Beklemmend bedrohlich ist das Bühnenbild gestaltet, unerbittlich die Musik des Orchesters. Regisseur David McVicar hat "Salome" alle Dekadenzlüsternheit ausgetrieben, mit der Richard Strauss diese Oper zur vergangenen Jahrhundertwende ausgestattet hatte.

Von Christoph Schmitz |
    König Herodes hat Leichen im Keller. Man weiß zwar nicht so genau, ob er wirklich ein König ist oder ein mächtiger Politiker, ein Präsident, vielleicht ein Diktator in den 1930er Jahren, vielleicht ist er auch nur ein gnadenloser Wirtschaftsboss jener Zeit. Jedenfalls hat er bei Regisseur David McVicar viel Macht und geht extrem schlecht mit ihr um. Sein ganzer Palastladen ist von Hass, Angst, Unterdrückung und Missbrauch gepackt. Jeder tritt kräftig nach unten.

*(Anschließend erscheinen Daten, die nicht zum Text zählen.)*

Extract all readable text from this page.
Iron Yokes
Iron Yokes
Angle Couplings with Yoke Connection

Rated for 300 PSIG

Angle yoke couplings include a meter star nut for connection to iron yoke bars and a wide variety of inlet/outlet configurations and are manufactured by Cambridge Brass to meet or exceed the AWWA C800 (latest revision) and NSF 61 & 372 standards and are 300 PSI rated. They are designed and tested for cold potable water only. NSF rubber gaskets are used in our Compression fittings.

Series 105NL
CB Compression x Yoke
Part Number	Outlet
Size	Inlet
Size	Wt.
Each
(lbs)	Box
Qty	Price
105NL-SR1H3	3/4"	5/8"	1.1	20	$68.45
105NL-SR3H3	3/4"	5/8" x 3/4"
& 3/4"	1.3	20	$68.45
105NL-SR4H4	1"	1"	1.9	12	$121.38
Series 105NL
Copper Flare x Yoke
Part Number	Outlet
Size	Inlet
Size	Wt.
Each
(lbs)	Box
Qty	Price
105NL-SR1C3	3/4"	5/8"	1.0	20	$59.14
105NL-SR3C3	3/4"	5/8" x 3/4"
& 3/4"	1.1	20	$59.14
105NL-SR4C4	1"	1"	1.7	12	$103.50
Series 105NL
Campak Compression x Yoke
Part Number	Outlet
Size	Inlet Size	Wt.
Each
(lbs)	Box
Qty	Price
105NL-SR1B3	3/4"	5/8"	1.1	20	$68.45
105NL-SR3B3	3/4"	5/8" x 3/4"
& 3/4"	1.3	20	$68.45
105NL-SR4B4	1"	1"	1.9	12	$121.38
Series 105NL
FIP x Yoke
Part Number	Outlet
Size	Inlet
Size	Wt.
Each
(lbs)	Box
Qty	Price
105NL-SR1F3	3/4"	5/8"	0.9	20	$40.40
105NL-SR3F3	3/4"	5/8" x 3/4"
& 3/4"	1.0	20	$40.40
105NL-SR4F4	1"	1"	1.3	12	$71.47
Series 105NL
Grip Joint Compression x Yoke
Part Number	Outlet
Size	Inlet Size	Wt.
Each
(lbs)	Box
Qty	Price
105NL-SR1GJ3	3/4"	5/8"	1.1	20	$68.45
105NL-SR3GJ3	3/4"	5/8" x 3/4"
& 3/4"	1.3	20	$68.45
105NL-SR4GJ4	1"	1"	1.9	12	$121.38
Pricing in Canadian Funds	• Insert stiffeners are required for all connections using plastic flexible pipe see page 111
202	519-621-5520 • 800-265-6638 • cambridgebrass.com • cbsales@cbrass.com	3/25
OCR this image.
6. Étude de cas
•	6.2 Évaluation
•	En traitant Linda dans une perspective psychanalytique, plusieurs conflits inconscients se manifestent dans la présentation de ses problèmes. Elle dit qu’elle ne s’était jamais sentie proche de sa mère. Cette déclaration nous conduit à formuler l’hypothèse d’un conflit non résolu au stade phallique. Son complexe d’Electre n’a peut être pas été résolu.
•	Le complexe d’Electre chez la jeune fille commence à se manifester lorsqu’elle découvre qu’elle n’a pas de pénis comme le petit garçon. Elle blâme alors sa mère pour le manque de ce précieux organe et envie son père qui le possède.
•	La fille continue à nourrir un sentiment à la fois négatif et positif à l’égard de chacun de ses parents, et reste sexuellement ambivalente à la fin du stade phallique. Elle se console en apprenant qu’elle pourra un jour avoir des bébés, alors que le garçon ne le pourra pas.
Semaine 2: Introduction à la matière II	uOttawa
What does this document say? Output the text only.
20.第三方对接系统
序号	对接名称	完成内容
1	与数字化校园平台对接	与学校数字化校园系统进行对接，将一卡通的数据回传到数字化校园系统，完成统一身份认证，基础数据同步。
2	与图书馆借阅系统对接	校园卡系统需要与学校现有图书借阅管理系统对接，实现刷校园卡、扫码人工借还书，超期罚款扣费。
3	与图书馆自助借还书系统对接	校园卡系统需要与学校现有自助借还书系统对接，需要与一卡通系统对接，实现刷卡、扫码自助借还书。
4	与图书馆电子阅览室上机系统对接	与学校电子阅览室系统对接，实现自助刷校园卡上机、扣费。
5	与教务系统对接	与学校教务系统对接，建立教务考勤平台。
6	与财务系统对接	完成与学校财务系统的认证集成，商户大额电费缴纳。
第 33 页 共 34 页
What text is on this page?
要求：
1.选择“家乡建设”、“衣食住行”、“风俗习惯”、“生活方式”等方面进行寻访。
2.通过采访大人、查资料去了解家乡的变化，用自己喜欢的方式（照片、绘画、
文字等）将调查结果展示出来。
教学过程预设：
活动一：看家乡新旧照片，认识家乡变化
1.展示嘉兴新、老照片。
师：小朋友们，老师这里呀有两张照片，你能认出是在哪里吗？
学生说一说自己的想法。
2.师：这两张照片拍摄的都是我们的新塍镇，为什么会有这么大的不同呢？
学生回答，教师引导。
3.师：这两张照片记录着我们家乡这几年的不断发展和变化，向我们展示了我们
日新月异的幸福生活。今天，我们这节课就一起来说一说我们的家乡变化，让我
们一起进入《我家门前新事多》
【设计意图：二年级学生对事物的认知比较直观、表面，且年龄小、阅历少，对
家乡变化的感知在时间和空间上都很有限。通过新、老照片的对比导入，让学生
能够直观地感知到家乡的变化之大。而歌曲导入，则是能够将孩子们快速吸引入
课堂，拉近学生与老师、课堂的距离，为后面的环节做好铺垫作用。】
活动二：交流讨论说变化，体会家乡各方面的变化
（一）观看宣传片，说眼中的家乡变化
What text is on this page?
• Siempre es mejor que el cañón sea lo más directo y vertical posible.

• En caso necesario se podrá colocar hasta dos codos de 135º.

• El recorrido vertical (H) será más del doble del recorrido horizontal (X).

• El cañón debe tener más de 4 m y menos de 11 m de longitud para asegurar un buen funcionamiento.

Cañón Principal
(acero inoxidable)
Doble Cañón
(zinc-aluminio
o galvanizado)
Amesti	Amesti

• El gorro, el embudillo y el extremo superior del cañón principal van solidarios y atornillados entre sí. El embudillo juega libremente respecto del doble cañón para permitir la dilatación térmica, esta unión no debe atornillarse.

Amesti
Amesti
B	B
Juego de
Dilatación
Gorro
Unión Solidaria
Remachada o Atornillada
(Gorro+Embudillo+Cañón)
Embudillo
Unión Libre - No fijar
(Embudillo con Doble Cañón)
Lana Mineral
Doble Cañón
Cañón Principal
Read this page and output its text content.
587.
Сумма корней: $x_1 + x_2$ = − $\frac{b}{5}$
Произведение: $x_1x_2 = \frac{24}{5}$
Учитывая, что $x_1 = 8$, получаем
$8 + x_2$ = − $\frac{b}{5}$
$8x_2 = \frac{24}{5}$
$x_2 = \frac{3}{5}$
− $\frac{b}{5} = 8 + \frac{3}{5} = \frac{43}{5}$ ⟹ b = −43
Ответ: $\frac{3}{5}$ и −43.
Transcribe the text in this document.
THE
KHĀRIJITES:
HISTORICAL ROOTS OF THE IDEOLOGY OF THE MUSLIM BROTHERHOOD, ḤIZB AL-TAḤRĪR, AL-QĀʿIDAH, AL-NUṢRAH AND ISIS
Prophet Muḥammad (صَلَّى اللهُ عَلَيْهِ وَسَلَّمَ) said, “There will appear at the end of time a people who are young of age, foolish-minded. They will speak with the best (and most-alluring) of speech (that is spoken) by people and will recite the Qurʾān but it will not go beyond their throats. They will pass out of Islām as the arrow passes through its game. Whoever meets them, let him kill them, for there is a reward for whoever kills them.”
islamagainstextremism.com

    Und das Unten ist vor allem sichtbar auf der beklemmend bedrohlich gestalteten Bühne von Es Devlin: Man sieht nur die Kellerräume eines Gebäudes, grau-verschimmelte Wände, schmutzig-weiße Kacheln, nackte Glühbirnen. Hinten links hängt eine geschlachtete Sau, der abgeschlagene Kopf liegt rechts. Zwei nackte Frauen ziehen mit schweren Bewegungen wieder ihre Hausmädchenkostüme an, sie sind von den Soldaten, die das Verlies des Jochanaan bewachen, vergewaltigt worden. Scheint hier üblich zu sein. Von der feinen Gesellschaft sieht man im Stockwerk darüber nur die Beine. Kellner gehen eine Wendeltreppe auf und ab.

    Die Inszenierung hat dieser Oper alle Orient-Exotik und alle Dekadenzlüsternheit des Fin de Siècle ausgetrieben. Was sich auch auf die Empfindung der Musik auswirkt. Die Schärfen der Dissonanzen, die harten Rhythmen, die ständigen Wechsel der Tonarten, vor allem die permanenten Motiv-Wiederholungen wirken bedrohlich. Der Dirigent des Königlichen Opernorchesters, Philippe Jordan, legte großen Wert auf den unerbittlichen Charakter dieser Musik, was ihm bei der Premiere gestern Abend gut gelungen ist.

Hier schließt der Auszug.